NXT continued to run more supercard-style shows throughout 2014, but only from Full Sail University. The brand caught fire. Meanwhile, fans who lived thousands of miles away from Winter Park, Florida could only connect with this brand and it's hungry, scrappy, more realized stars, via its weekly show on the WWE Network.

And then, when WWE traveled to San Jose for WrestleMania 31, the company announced a live NXT show on Friday, March 27th, 2015. The same night as ROH's previously-scheduled mega show.

The 5,000-ticket WWE-lite event quickly sold out, ended up being the buzz of the weekend, and set the stage for WWE's now-typical NXT show on a supercard weekend. But Ring of Honor took notice, too. The company fought back by moving to Saturday night and, when it found success there (despite still airing against NXT), it started broadcasting SuperCard of Honor live on Pay-Per-View. It partnered heavily with New Japan Pro Wrestling to bring in even more dynamic wrestlers and matchups.

Earlier this year, Ring of Honor was creeping in on perhaps the buzziest ROH SuperCard of Honor yet - Cody Rhodes and Kenny Omega were finally set to clash after career-best years for both men, the Young Bucks were being featured in what was sure to be a instant-classic six-man ladder match, and the headline bout saw indie darlings Dalton Castle and Marty Scurll bringing their intense feud to completion with ROH's grandest prize at stake.

Fans were rightfully split. Even pro wrestling journalists were divided - at least until WWE promised major media outlets time with Triple H after the show, as a sort-of "you won't want to miss this" carrot on a stick.

Why would WWE make such an offer?

There's been an general understanding for years that WWE is too big to worry about the "small independents" (what it considers anything non-WWE). And when the company sensed that stalwart supporters might flip sides, it became terrified of losing that mainstream buzz which comes alongside outlets like Sports Illustrated, ESPN, Sporting News and Fox Sports; moreover, the company feared that such a move might finally just legitimize those "small independents." So it reacted.

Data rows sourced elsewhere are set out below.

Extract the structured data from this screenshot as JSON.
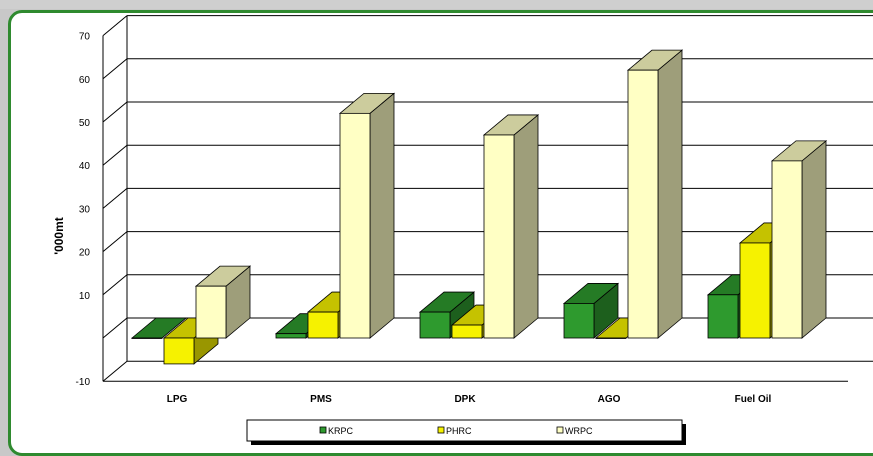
{
  "chart_data": {
    "type": "bar",
    "title": "",
    "xlabel": "",
    "ylabel": "'000mt",
    "ylim": [
      -10,
      70
    ],
    "yticks": [
      -10,
      10,
      20,
      30,
      40,
      50,
      60,
      70
    ],
    "grid": true,
    "legend_position": "bottom",
    "categories": [
      "LPG",
      "PMS",
      "DPK",
      "AGO",
      "Fuel Oil"
    ],
    "series": [
      {
        "name": "KRPC",
        "color": "#2e9a2e",
        "values": [
          0,
          1,
          6,
          8,
          10
        ]
      },
      {
        "name": "PHRC",
        "color": "#f6f200",
        "values": [
          -6,
          6,
          3,
          0,
          22
        ]
      },
      {
        "name": "WRPC",
        "color": "#ffffc4",
        "values": [
          12,
          52,
          47,
          62,
          41
        ]
      }
    ]
  }
}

For 2019, things look just as uncertain. Buzz surrounding Cody and The Young Buck's new promotion is reaching a fever-pitch, independent events are breaking attendance records, and stars are showing they're more committed than ever before to keeping their creative freedom by making it work outside of WWE.

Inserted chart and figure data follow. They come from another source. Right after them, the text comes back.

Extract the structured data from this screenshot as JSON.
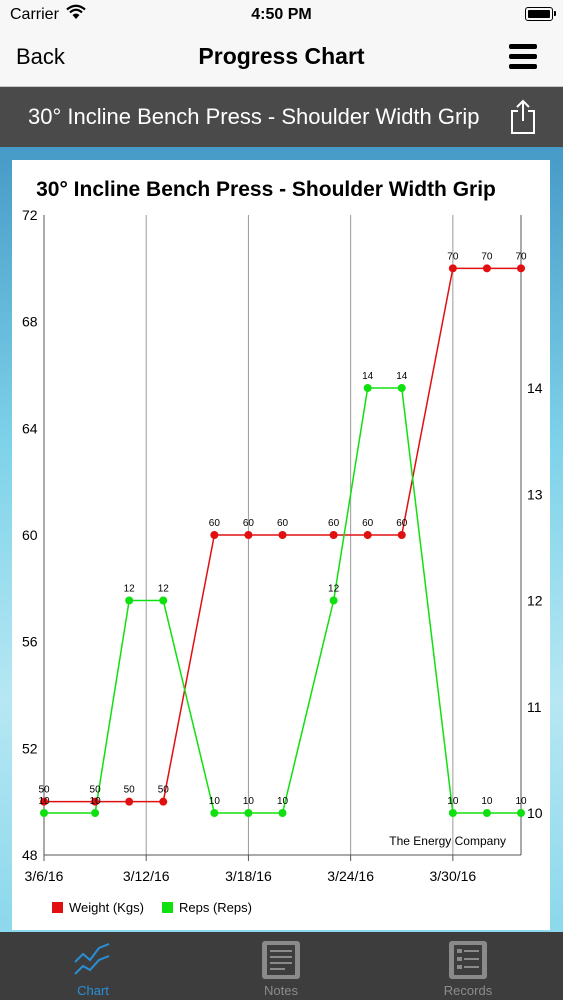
{
  "status_bar": {
    "carrier": "Carrier",
    "time": "4:50 PM"
  },
  "nav": {
    "back_label": "Back",
    "title": "Progress Chart"
  },
  "header": {
    "exercise": "30° Incline Bench Press - Shoulder Width Grip"
  },
  "tabs": [
    {
      "label": "Chart",
      "icon": "chart-icon",
      "active": true
    },
    {
      "label": "Notes",
      "icon": "notes-icon",
      "active": false
    },
    {
      "label": "Records",
      "icon": "records-icon",
      "active": false
    }
  ],
  "colors": {
    "weight": "#e01010",
    "reps": "#10e010",
    "tab_active": "#2a8fd6"
  },
  "chart_data": {
    "type": "line",
    "title": "30° Incline Bench Press - Shoulder Width Grip",
    "watermark": "The Energy Company",
    "x_ticks": [
      {
        "value": 0,
        "label": "3/6/16"
      },
      {
        "value": 6,
        "label": "3/12/16"
      },
      {
        "value": 12,
        "label": "3/18/16"
      },
      {
        "value": 18,
        "label": "3/24/16"
      },
      {
        "value": 24,
        "label": "3/30/16"
      }
    ],
    "xlim": [
      0,
      28
    ],
    "y_left": {
      "min": 48,
      "max": 72,
      "ticks": [
        48,
        52,
        56,
        60,
        64,
        68,
        72
      ]
    },
    "y_right": {
      "ticks": [
        10,
        11,
        12,
        13,
        14
      ]
    },
    "series": [
      {
        "name": "Weight (Kgs)",
        "axis": "left",
        "color": "#e01010",
        "points": [
          {
            "x": 0,
            "y": 50,
            "label": "50"
          },
          {
            "x": 3,
            "y": 50,
            "label": "50"
          },
          {
            "x": 5,
            "y": 50,
            "label": "50"
          },
          {
            "x": 7,
            "y": 50,
            "label": "50"
          },
          {
            "x": 10,
            "y": 60,
            "label": "60"
          },
          {
            "x": 12,
            "y": 60,
            "label": "60"
          },
          {
            "x": 14,
            "y": 60,
            "label": "60"
          },
          {
            "x": 17,
            "y": 60,
            "label": "60"
          },
          {
            "x": 19,
            "y": 60,
            "label": "60"
          },
          {
            "x": 21,
            "y": 60,
            "label": "60"
          },
          {
            "x": 24,
            "y": 70,
            "label": "70"
          },
          {
            "x": 26,
            "y": 70,
            "label": "70"
          },
          {
            "x": 28,
            "y": 70,
            "label": "70"
          }
        ]
      },
      {
        "name": "Reps (Reps)",
        "axis": "right",
        "color": "#10e010",
        "points": [
          {
            "x": 0,
            "y": 10,
            "label": "10"
          },
          {
            "x": 3,
            "y": 10,
            "label": "10"
          },
          {
            "x": 5,
            "y": 12,
            "label": "12"
          },
          {
            "x": 7,
            "y": 12,
            "label": "12"
          },
          {
            "x": 10,
            "y": 10,
            "label": "10"
          },
          {
            "x": 12,
            "y": 10,
            "label": "10"
          },
          {
            "x": 14,
            "y": 10,
            "label": "10"
          },
          {
            "x": 17,
            "y": 12,
            "label": "12"
          },
          {
            "x": 19,
            "y": 14,
            "label": "14"
          },
          {
            "x": 21,
            "y": 14,
            "label": "14"
          },
          {
            "x": 24,
            "y": 10,
            "label": "10"
          },
          {
            "x": 26,
            "y": 10,
            "label": "10"
          },
          {
            "x": 28,
            "y": 10,
            "label": "10"
          }
        ]
      }
    ],
    "legend_placement": "bottom-left"
  }
}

It stands to reason, then, that NXT is moving nights so WWE can avoid sharing the spotlight with those indie guys who just took over WWE's historical home turf, Madison Square Garden. (If they truly don't care, then why did the company unsuccessfully target the ROH/NJPW supershow earlier this year?)

Now, WWE gets to strike first on Friday night. Then on Saturday, when fans and media alike pile into MSG for a night of wrestling action rather than through the often-bloated and rarely newsworthy WWE Hall of Fame ceremony, they can chalk it up to attendees simply picking a different KIND of show instead of picking the COMPETITOR'S show. All the while, WWE is able to keep that false-flag "we're not trying to kill the independent scene" narrative alive.

But in the same week that WWE RAW reached its lowest TV ratings in years (a critically-derided show penned by Vince McMahon, no less), a week where fans and media alike are taking WWE to task for overreaching UK contacts that essentially lets it snuff out a burgeoning overseas wrestling scene, and a week where one of the company's top stars teased signing with one of it biggest rivals...

It sure feels like this is WWE's first blink in the ongoing David vs Goliath game of chicken.